The film starred Luise Rainer, an actress who was labeled as difficult to work with. She had become famous in a short period by winning two Oscars for her portrayal of Anna Held in The Great Ziegfeld (1936) and O-Lan in The Good Earth (1937). Suddenly, the public didn't care about her anymore and she angered studio head Louis B. Mayer by constantly demanding a higher salary. His reaction was casting her in B-films only, including The Toy Wife.

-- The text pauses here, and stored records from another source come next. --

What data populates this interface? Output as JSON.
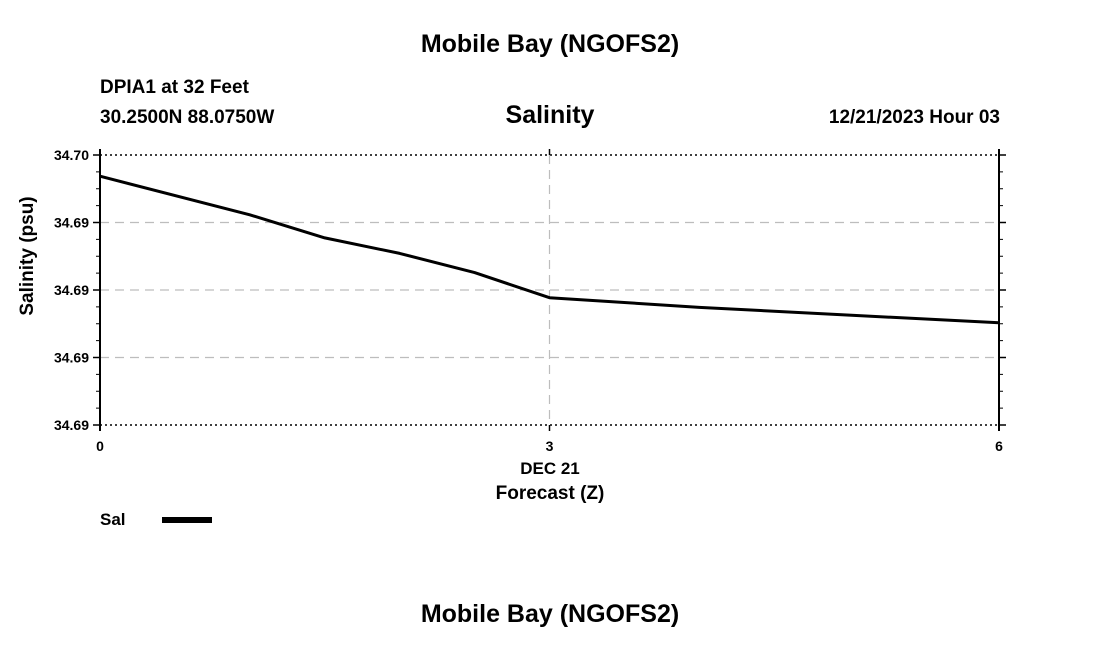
{
  "header": {
    "title": "Mobile Bay (NGOFS2)",
    "station": "DPIA1 at 32 Feet",
    "coords": "30.2500N  88.0750W",
    "chart_title": "Salinity",
    "date_hour": "12/21/2023 Hour 03"
  },
  "footer": {
    "title": "Mobile Bay (NGOFS2)"
  },
  "legend": {
    "label": "Sal"
  },
  "chart_data": {
    "type": "line",
    "title": "Salinity",
    "xlabel": "Forecast (Z)",
    "xdate_label": "DEC 21",
    "ylabel": "Salinity (psu)",
    "xlim": [
      0,
      6
    ],
    "ylim": [
      34.686,
      34.7
    ],
    "x_ticks": [
      0,
      3,
      6
    ],
    "x_tick_labels": [
      "0",
      "3",
      "6"
    ],
    "y_ticks": [
      34.686,
      34.6895,
      34.693,
      34.6965,
      34.7
    ],
    "y_tick_labels": [
      "34.69",
      "34.69",
      "34.69",
      "34.69",
      "34.70"
    ],
    "grid": true,
    "legend_position": "bottom-left",
    "series": [
      {
        "name": "Sal",
        "color": "#000000",
        "x": [
          0,
          1,
          1.5,
          2,
          2.5,
          3,
          4,
          5,
          6
        ],
        "y": [
          34.6989,
          34.6969,
          34.6957,
          34.6949,
          34.6939,
          34.6926,
          34.6921,
          34.6917,
          34.6913
        ]
      }
    ]
  }
}
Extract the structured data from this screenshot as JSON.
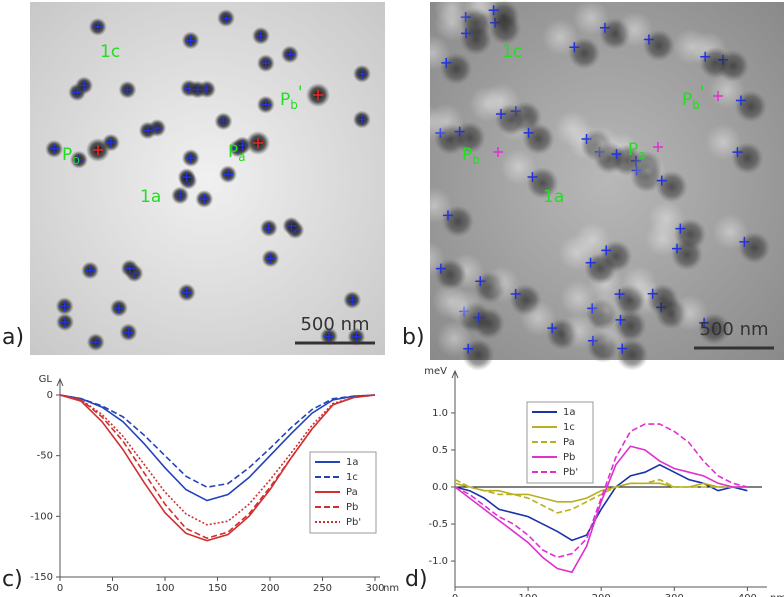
{
  "images": [
    {
      "panel_label": "a)",
      "scale_bar": "500 nm",
      "labels": [
        {
          "text": "1c"
        },
        {
          "text": "1a"
        },
        {
          "text": "P",
          "sub": "a"
        },
        {
          "text": "P",
          "sub": "b"
        },
        {
          "text": "P",
          "sub": "b",
          "mark": "'"
        }
      ]
    },
    {
      "panel_label": "b)",
      "scale_bar": "500 nm",
      "labels": [
        {
          "text": "1c"
        },
        {
          "text": "1a"
        },
        {
          "text": "P",
          "sub": "a"
        },
        {
          "text": "P",
          "sub": "b"
        },
        {
          "text": "P",
          "sub": "b",
          "mark": "'"
        }
      ]
    }
  ],
  "chart_data": [
    {
      "type": "line",
      "panel_label": "c)",
      "y_label": "GL",
      "x_label": "nm",
      "x": [
        0,
        20,
        40,
        60,
        80,
        100,
        120,
        140,
        160,
        180,
        200,
        220,
        240,
        260,
        280,
        300
      ],
      "xlim": [
        0,
        300
      ],
      "xticks": [
        0,
        50,
        100,
        150,
        200,
        250,
        300
      ],
      "ylim": [
        -150,
        0
      ],
      "yticks": [
        0,
        -50,
        -100,
        -150
      ],
      "series": [
        {
          "name": "1a",
          "color": "#2244bb",
          "dash": "solid",
          "values": [
            0,
            -3,
            -10,
            -22,
            -40,
            -60,
            -78,
            -87,
            -82,
            -68,
            -50,
            -32,
            -15,
            -4,
            -1,
            0
          ]
        },
        {
          "name": "1c",
          "color": "#2244bb",
          "dash": "dashed",
          "values": [
            0,
            -3,
            -9,
            -18,
            -33,
            -50,
            -67,
            -76,
            -73,
            -60,
            -44,
            -27,
            -12,
            -3,
            -1,
            0
          ]
        },
        {
          "name": "Pa",
          "color": "#d03030",
          "dash": "solid",
          "values": [
            0,
            -5,
            -22,
            -45,
            -72,
            -97,
            -114,
            -120,
            -115,
            -100,
            -78,
            -52,
            -28,
            -8,
            -2,
            0
          ]
        },
        {
          "name": "Pb",
          "color": "#d03030",
          "dash": "dashed",
          "values": [
            0,
            -4,
            -18,
            -38,
            -64,
            -90,
            -110,
            -118,
            -113,
            -98,
            -76,
            -52,
            -28,
            -8,
            -2,
            0
          ]
        },
        {
          "name": "Pb'",
          "color": "#d03030",
          "dash": "dotted",
          "values": [
            0,
            -4,
            -16,
            -34,
            -57,
            -80,
            -98,
            -107,
            -104,
            -90,
            -70,
            -48,
            -25,
            -7,
            -2,
            0
          ]
        }
      ]
    },
    {
      "type": "line",
      "panel_label": "d)",
      "y_label": "meV",
      "x_label": "nm",
      "zero_line": true,
      "x": [
        0,
        20,
        40,
        60,
        80,
        100,
        120,
        140,
        160,
        180,
        200,
        220,
        240,
        260,
        280,
        300,
        320,
        340,
        360,
        380,
        400
      ],
      "xlim": [
        0,
        420
      ],
      "xticks": [
        0,
        100,
        200,
        300,
        400
      ],
      "ylim": [
        -1.35,
        1.35
      ],
      "yticks": [
        {
          "value": -1,
          "label": "-1.0"
        },
        -0.5,
        {
          "value": 0,
          "label": "0.0"
        },
        0.5,
        {
          "value": 1,
          "label": "1.0"
        }
      ],
      "series": [
        {
          "name": "1a",
          "color": "#1a33aa",
          "dash": "solid",
          "values": [
            0,
            -0.05,
            -0.15,
            -0.3,
            -0.35,
            -0.4,
            -0.5,
            -0.6,
            -0.72,
            -0.65,
            -0.3,
            0,
            0.15,
            0.2,
            0.3,
            0.2,
            0.1,
            0.05,
            -0.05,
            0,
            -0.05
          ]
        },
        {
          "name": "1c",
          "color": "#b8b020",
          "dash": "solid",
          "values": [
            0.05,
            0,
            -0.05,
            -0.05,
            -0.1,
            -0.1,
            -0.15,
            -0.2,
            -0.2,
            -0.15,
            -0.05,
            0,
            0.05,
            0.05,
            0.05,
            0,
            0,
            0.05,
            0,
            0,
            0
          ]
        },
        {
          "name": "Pa",
          "color": "#b8b020",
          "dash": "dashed",
          "values": [
            0.1,
            0,
            -0.05,
            -0.1,
            -0.1,
            -0.15,
            -0.25,
            -0.35,
            -0.3,
            -0.2,
            -0.1,
            0,
            0.05,
            0.05,
            0.1,
            0,
            0,
            0,
            0,
            0,
            0
          ]
        },
        {
          "name": "Pb",
          "color": "#e030d0",
          "dash": "solid",
          "values": [
            0,
            -0.15,
            -0.3,
            -0.45,
            -0.6,
            -0.75,
            -0.95,
            -1.1,
            -1.15,
            -0.8,
            -0.2,
            0.3,
            0.55,
            0.5,
            0.35,
            0.25,
            0.2,
            0.15,
            0.05,
            0,
            0
          ]
        },
        {
          "name": "Pb'",
          "color": "#e030d0",
          "dash": "dashed",
          "values": [
            0,
            -0.1,
            -0.25,
            -0.4,
            -0.5,
            -0.65,
            -0.85,
            -0.95,
            -0.9,
            -0.7,
            -0.15,
            0.4,
            0.75,
            0.85,
            0.85,
            0.75,
            0.6,
            0.35,
            0.15,
            0.05,
            0
          ]
        }
      ]
    }
  ]
}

There was a schedule conflict during the production, which forced director Richard Thorpe to withdraw from the direction of The Shopworn Angel (1938), a drama film starring Margaret Sullavan and James Stewart. There was a lack of a big budget. By casting Rainer, the studio couldn't afford a famous male lead and assigned Melvyn Douglas instead. Greer Garson was at one point considered for the role of Louise, but Rainer and Thorpe objected to the idea.

==Reception==
Although the studio thought the film would be a hit, it became a flop. According to MGM records the film earned $557,000 in the US and Canada and $298,000 elsewhere resulting in a loss of $29,000.

The Toy Wife was dismissed as a tearjerker and the plot was heavily criticized. Rainer received a lot of negative criticism, with The New York Times calling her portrayal "wound too tightly for anybody's comfort". The critic also noted she was being "too feminine". Neither she nor the studio was happy with the results.

Rainer said her casting in this movie was a failed punishment, because she insisted she loved working with Douglas. Rainer was known for hating Hollywood and all the insiders, but described Douglas as a loving person, who was one of the few caring about more than acting. Nevertheless, Rainer ended her contract with the studio the same year and retired from the film industry.